In his absence, his employer enacted a policy grading employees based on the amount of work they completed in a set period of time. The employer used the policy as grounds for firing the worker, who sued and was awarded $11.65 million by a Chicago jury (although the case was subsequently settled). (Schultz v. Advocate Health & Hospitals Corp., No. 01 C 0702 (N.D. Ill. 2002).)
Calvert noted that plaintiffs are also using a variety of state law claims, from state equivalents to the federal discrimination statutes to common law claims like wrongful discharge, tortious interference with economic advantage, breach of contract or intentional infliction of emotional distress.
A handful of states have enacted statutes specifically addressing caregiver discrimination. The District of Columbia has an ordinance that protects people from family responsibilities discrimination, and California has legislation pending that would prohibit such discrimination. In Alaska, a more limited statute protects workers from discrimination based on parental status, and a similar executive order covers federal workers and contractors, Calvert added.
Benevolent discrimination?
Employment attorneys agree training is the key to reducing family responsibilities discrimination and lawsuits – although that can be easier said than done, noted Hannum.

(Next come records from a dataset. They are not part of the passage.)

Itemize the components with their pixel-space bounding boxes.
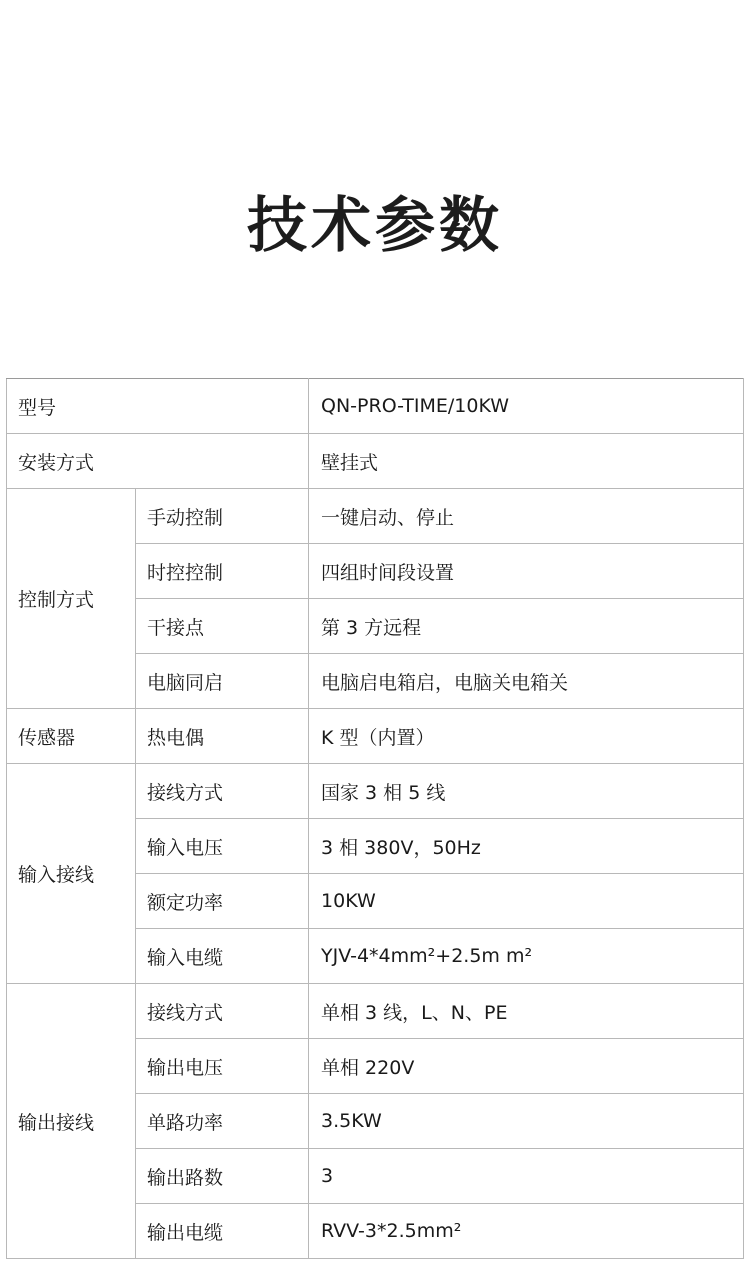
row-value-install: 壁挂式 <box>309 434 744 489</box>
group-label-input: 输入接线 <box>7 764 136 984</box>
sub-value: YJV-4*4mm²+2.5m m² <box>309 929 744 984</box>
sub-value: 3 <box>309 1149 744 1204</box>
sub-label: 热电偶 <box>136 709 309 764</box>
sub-label: 时控控制 <box>136 544 309 599</box>
row-label-install: 安装方式 <box>7 434 309 489</box>
sub-label: 额定功率 <box>136 874 309 929</box>
group-label-sensor: 传感器 <box>7 709 136 764</box>
sub-value: 四组时间段设置 <box>309 544 744 599</box>
sub-value: K 型（内置） <box>309 709 744 764</box>
page-title: 技术参数 <box>247 191 503 261</box>
table-row <box>7 984 744 1039</box>
table-row <box>7 709 744 764</box>
group-label-control: 控制方式 <box>7 489 136 709</box>
row-value-model: QN-PRO-TIME/10KW <box>309 379 744 434</box>
sub-label: 输入电缆 <box>136 929 309 984</box>
sub-value: 电脑启电箱启，电脑关电箱关 <box>309 654 744 709</box>
sub-value: 3.5KW <box>309 1094 744 1149</box>
table-row <box>7 764 744 819</box>
sub-label: 接线方式 <box>136 764 309 819</box>
table-row <box>7 489 744 544</box>
sub-label: 电脑同启 <box>136 654 309 709</box>
sub-label: 输出路数 <box>136 1149 309 1204</box>
table-row <box>7 379 744 434</box>
sub-label: 干接点 <box>136 599 309 654</box>
sub-label: 接线方式 <box>136 984 309 1039</box>
sub-value: RVV-3*2.5mm² <box>309 1204 744 1259</box>
sub-label: 手动控制 <box>136 489 309 544</box>
sub-label: 单路功率 <box>136 1094 309 1149</box>
sub-value: 单相 220V <box>309 1039 744 1094</box>
group-label-output: 输出接线 <box>7 984 136 1259</box>
sub-label: 输入电压 <box>136 819 309 874</box>
table-row <box>7 434 744 489</box>
sub-value: 国家 3 相 5 线 <box>309 764 744 819</box>
sub-value: 单相 3 线，L、N、PE <box>309 984 744 1039</box>
sub-value: 3 相 380V，50Hz <box>309 819 744 874</box>
sub-value: 第 3 方远程 <box>309 599 744 654</box>
row-label-model: 型号 <box>7 379 309 434</box>
sub-label: 输出电缆 <box>136 1204 309 1259</box>
sub-value: 10KW <box>309 874 744 929</box>
spec-table <box>6 378 744 1259</box>
sub-label: 输出电压 <box>136 1039 309 1094</box>
sub-value: 一键启动、停止 <box>309 489 744 544</box>
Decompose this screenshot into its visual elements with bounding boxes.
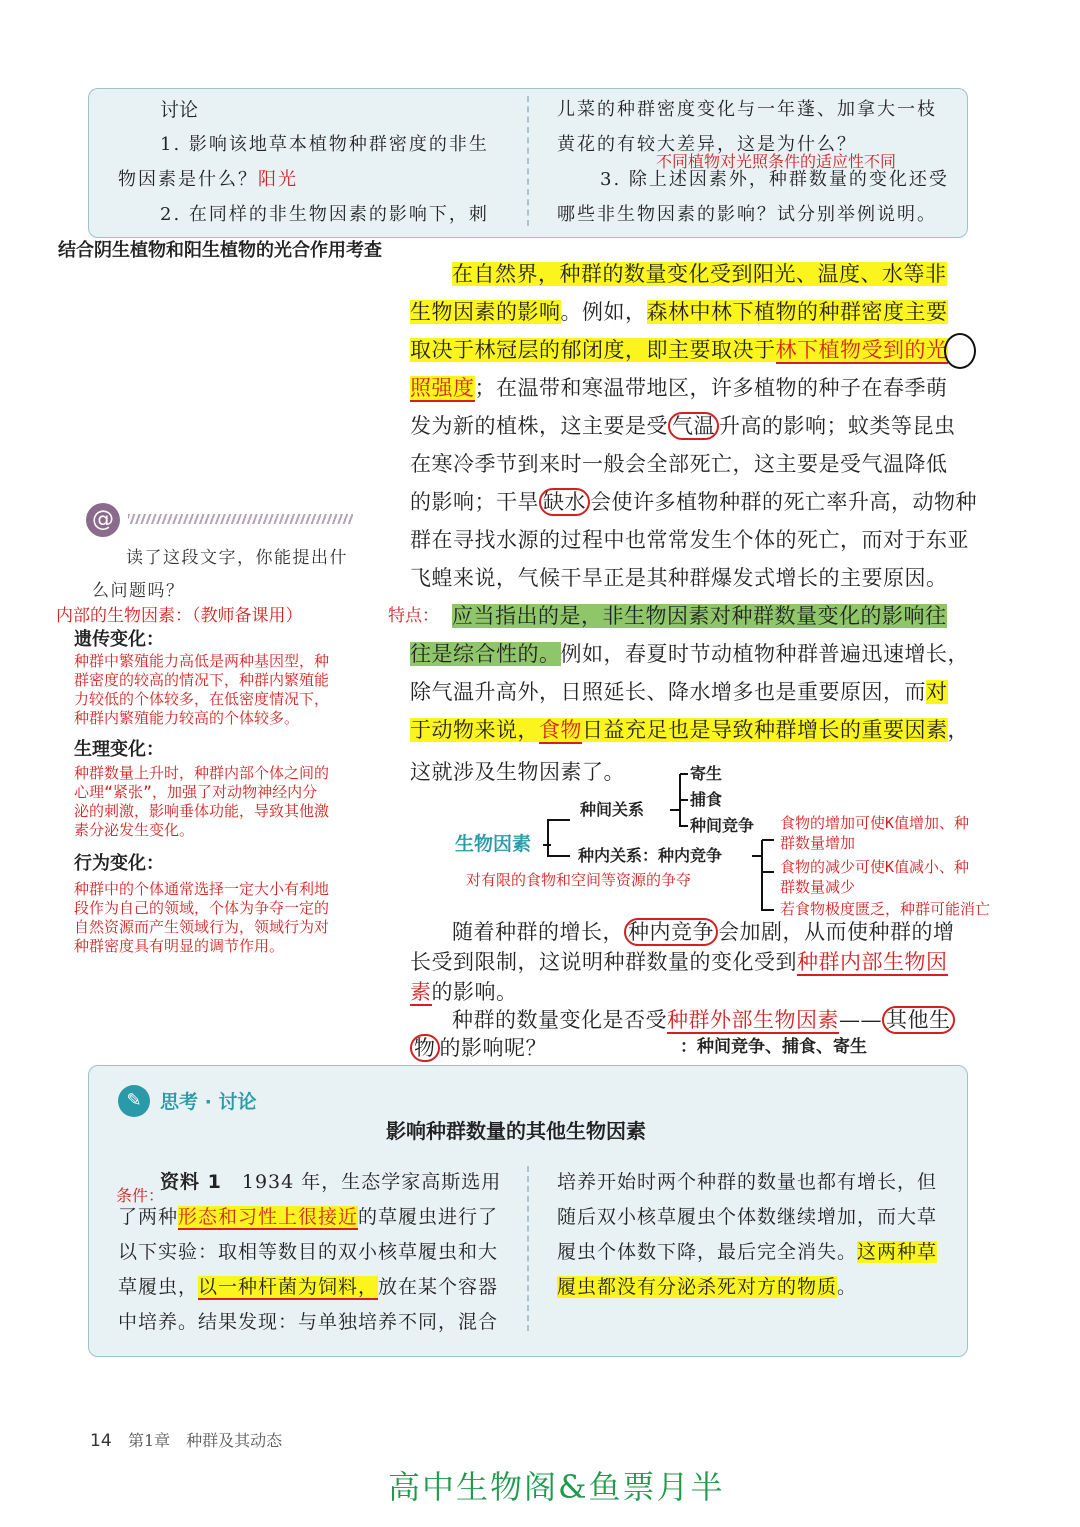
feature-label: 特点： — [388, 606, 439, 626]
think-right-line1: 培养开始时两个种群的数量也都有增长，但 — [557, 1171, 938, 1193]
page-number: 14 — [90, 1431, 112, 1451]
question-sidebar-line2: 么问题吗？ — [92, 581, 185, 601]
para3-line4: 种群的数量变化是否受种群外部生物因素—— 其他生 — [410, 1001, 955, 1039]
genetic-title: 遗传变化： — [74, 629, 164, 650]
food-note-line: 群数量增加 — [780, 834, 856, 852]
bracket-inter-items — [670, 774, 688, 826]
think-right-line4: 履虫都没有分泌杀死对方的物质。 — [557, 1276, 858, 1298]
behavior-line: 自然资源而产生领域行为，领域行为对 — [74, 918, 330, 936]
watermark: 高中生物阁&鱼票月半 — [388, 1468, 725, 1506]
think-left-line5: 中培养。结果发现：与单独培养不同，混合 — [118, 1311, 499, 1333]
diagram-inter-item: 捕食 — [690, 790, 723, 809]
para3-line5: 物 的影响呢？ — [410, 1029, 547, 1067]
physio-line: 心理“紧张”，加强了对动物神经内分 — [74, 783, 318, 801]
discussion-q2-line2: 儿菜的种群密度变化与一年蓬、加拿大一枝 — [557, 99, 937, 120]
circle-qiwen: 气温 — [668, 412, 719, 440]
q1-answer: 阳光 — [258, 169, 298, 190]
para1-line4: 照强度；在温带和寒温带地区，许多植物的种子在春季萌 — [410, 376, 948, 400]
diagram-inter: 种间关系 — [580, 800, 645, 819]
food-note-line: 群数量减少 — [780, 878, 856, 896]
para2-line3: 除气温升高外，日照延长、降水增多也是重要原因，而对 — [410, 680, 948, 704]
discussion-q2-line1: 2. 在同样的非生物因素的影响下，刺 — [160, 204, 489, 225]
bracket-inter — [548, 820, 570, 844]
photosynthesis-note: 结合阴生植物和阳生植物的光合作用考查 — [58, 240, 382, 261]
discussion-q1-line2: 物因素是什么？阳光 — [118, 169, 298, 190]
para2-line2: 往是综合性的。例如，春夏时节动植物种群普遍迅速增长， — [410, 642, 969, 666]
question-hatch-rule — [128, 514, 353, 524]
para2-line1: 应当指出的是，非生物因素对种群数量变化的影响往 — [452, 604, 947, 628]
para1-line5: 发为新的植株，这主要是受 气温 升高的影响；蚊类等昆虫 — [410, 414, 956, 438]
q2-answer: 不同植物对光照条件的适应性不同 — [656, 152, 897, 171]
bracket-intra — [548, 844, 570, 856]
discussion-q3-line2: 哪些非生物因素的影响？试分别举例说明。 — [557, 204, 937, 225]
para3-line3: 素的影响。 — [410, 980, 518, 1004]
discussion-divider — [527, 96, 529, 226]
behavior-line: 段作为自己的领域，个体为争夺一定的 — [74, 899, 330, 917]
teacher-notes-title: 内部的生物因素：（教师备课用） — [56, 606, 303, 626]
chapter-label: 第1章 种群及其动态 — [128, 1431, 283, 1450]
question-sidebar-line1: 读了这段文字，你能提出什 — [126, 548, 348, 568]
physio-text — [74, 764, 329, 840]
physio-line: 种群数量上升时，种群内部个体之间的 — [74, 764, 330, 782]
bio-factor-diagram — [540, 760, 780, 920]
think-left-line3: 以下实验：取相等数目的双小核草履虫和大 — [118, 1241, 499, 1263]
diagram-root: 生物因素 — [455, 833, 532, 855]
para1-line8: 群在寻找水源的过程中也常常发生个体的死亡，而对于东亚 — [410, 528, 969, 552]
food-notes-bracket — [752, 838, 782, 918]
para1-line9: 飞蝗来说，气候干旱正是其种群爆发式增长的主要原因。 — [410, 566, 948, 590]
diagram-inter-item: 种间竞争 — [690, 816, 755, 835]
diagram-inter-item: 寄生 — [690, 764, 723, 783]
think-divider — [527, 1166, 529, 1331]
question-icon: @ — [86, 503, 120, 537]
discussion-heading: 讨论 — [160, 99, 199, 121]
food-note-line: 食物的减少可使K值减小、种 — [780, 858, 970, 876]
para2-line4: 于动物来说，食物日益充足也是导致种群增长的重要因素， — [410, 718, 969, 742]
physio-line: 泌的刺激，影响垂体功能，导致其他激 — [74, 802, 330, 820]
circle-mark-guang — [944, 333, 976, 369]
circle-wu: 物 — [410, 1034, 440, 1062]
think-left-line1: 资料 1 1934 年，生态学家高斯选用 — [160, 1171, 502, 1193]
think-right-line2: 随后双小核草履虫个体数继续增加，而大草 — [557, 1206, 938, 1228]
genetic-text — [74, 652, 329, 728]
para1-line1: 在自然界，种群的数量变化受到阳光、温度、水等非 — [452, 262, 947, 286]
physio-line: 素分泌发生变化。 — [74, 821, 195, 839]
circle-queshui: 缺水 — [539, 488, 590, 516]
food-note-line: 若食物极度匮乏，种群可能消亡 — [780, 900, 991, 918]
condition-label: 条件： — [116, 1186, 165, 1205]
discussion-q3-line1: 3. 除上述因素外，种群数量的变化还受 — [600, 169, 949, 190]
para3-line2: 长受到限制，这说明种群数量的变化受到种群内部生物因 — [410, 950, 948, 974]
diagram-root-line — [543, 844, 551, 846]
behavior-line: 种群密度具有明显的调节作用。 — [74, 937, 285, 955]
think-label: 思考 · 讨论 — [160, 1091, 257, 1113]
genetic-line: 种群内繁殖能力较高的个体较多。 — [74, 709, 300, 727]
behavior-title: 行为变化： — [74, 853, 164, 874]
genetic-line: 种群中繁殖能力高低是两种基因型，种 — [74, 652, 330, 670]
para1-line3: 取决于林冠层的郁闭度，即主要取决于林下植物受到的光 — [410, 338, 948, 362]
think-left-line2: 了两种形态和习性上很接近的草履虫进行了 — [118, 1206, 499, 1228]
para1-line6: 在寒冷季节到来时一般会全部死亡，这主要是受气温降低 — [410, 452, 948, 476]
food-notes — [780, 813, 990, 919]
physio-title: 生理变化： — [74, 739, 164, 760]
circle-zhongneijingzheng: 种内竞争 — [624, 918, 718, 946]
behavior-text — [74, 880, 329, 956]
discussion-q1-line1: 1. 影响该地草本植物种群密度的非生 — [160, 134, 489, 155]
food-note-line: 食物的增加可使K值增加、种 — [780, 814, 970, 832]
diagram-intra: 种内关系：种内竞争 — [578, 846, 723, 865]
lightbulb-icon: ✎ — [118, 1085, 150, 1117]
behavior-line: 种群中的个体通常选择一定大小有利地 — [74, 880, 330, 898]
para2-line5: 这就涉及生物因素了。 — [410, 760, 625, 784]
discussion-q2-line3: 黄花的有较大差异，这是为什么？ — [557, 134, 857, 155]
think-right-line3: 履虫个体数下降，最后完全消失。这两种草 — [557, 1241, 938, 1263]
para1-line2: 生物因素的影响。例如，森林中林下植物的种群密度主要 — [410, 300, 948, 324]
para1-line7: 的影响；干旱 缺水 会使许多植物种群的死亡率升高，动物种 — [410, 490, 977, 514]
para3-note: ：种间竞争、捕食、寄生 — [680, 1037, 867, 1057]
genetic-line: 群密度的较高的情况下，种群内繁殖能 — [74, 671, 330, 689]
para3-line1: 随着种群的增长， 种内竞争 会加剧，从而使种群的增 — [452, 920, 955, 944]
circle-qitasheng: 其他生 — [882, 1006, 955, 1034]
diagram-intra-note: 对有限的食物和空间等资源的争夺 — [466, 871, 692, 889]
genetic-line: 力较低的个体较多，在低密度情况下， — [74, 690, 330, 708]
think-left-line4: 草履虫，以一种杆菌为饲料，放在某个容器 — [118, 1276, 499, 1298]
think-title: 影响种群数量的其他生物因素 — [386, 1119, 646, 1143]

“It can be very difficult as the employer to be having a conversation with an employee and avoid all family and personal life topics,” he said. “But the guidelines really seem to be sending a message to employers to focus on the job, and not to focus on the family, or kids. Employers are well-advised to stay away from those issues and really stick to the job description both in interviews and in conversations.”
Phelan said he often counsels women who are concerned about telling their employer when they become pregnant.
“What used to be seen as a moment of joy is becoming a moment of fear,” he said. “Women are uncertain what the consequences are going to be for their employment.”
Phelan was recently retained by a woman at a major securities firm who was terminated within 30 seconds of telling her boss she was pregnant.
“Many employers believe there is no way a female employee is going to be able to handle the demands of motherhood and a full-time, demanding job,” he said.
The guidelines offer an example of what Phelan referred to as “discrimination for benevolent reasons,” where an employer premises a decision on what he or she thinks is a generous reaction, but which an employee sees as paternalistic, he said.
“The classic example is when an employer reduces an employee’s hours, thinking that they are being nice so she can spend more time with her child,” he said. “I’m glad the EEOC specifically recognized this fact pattern.”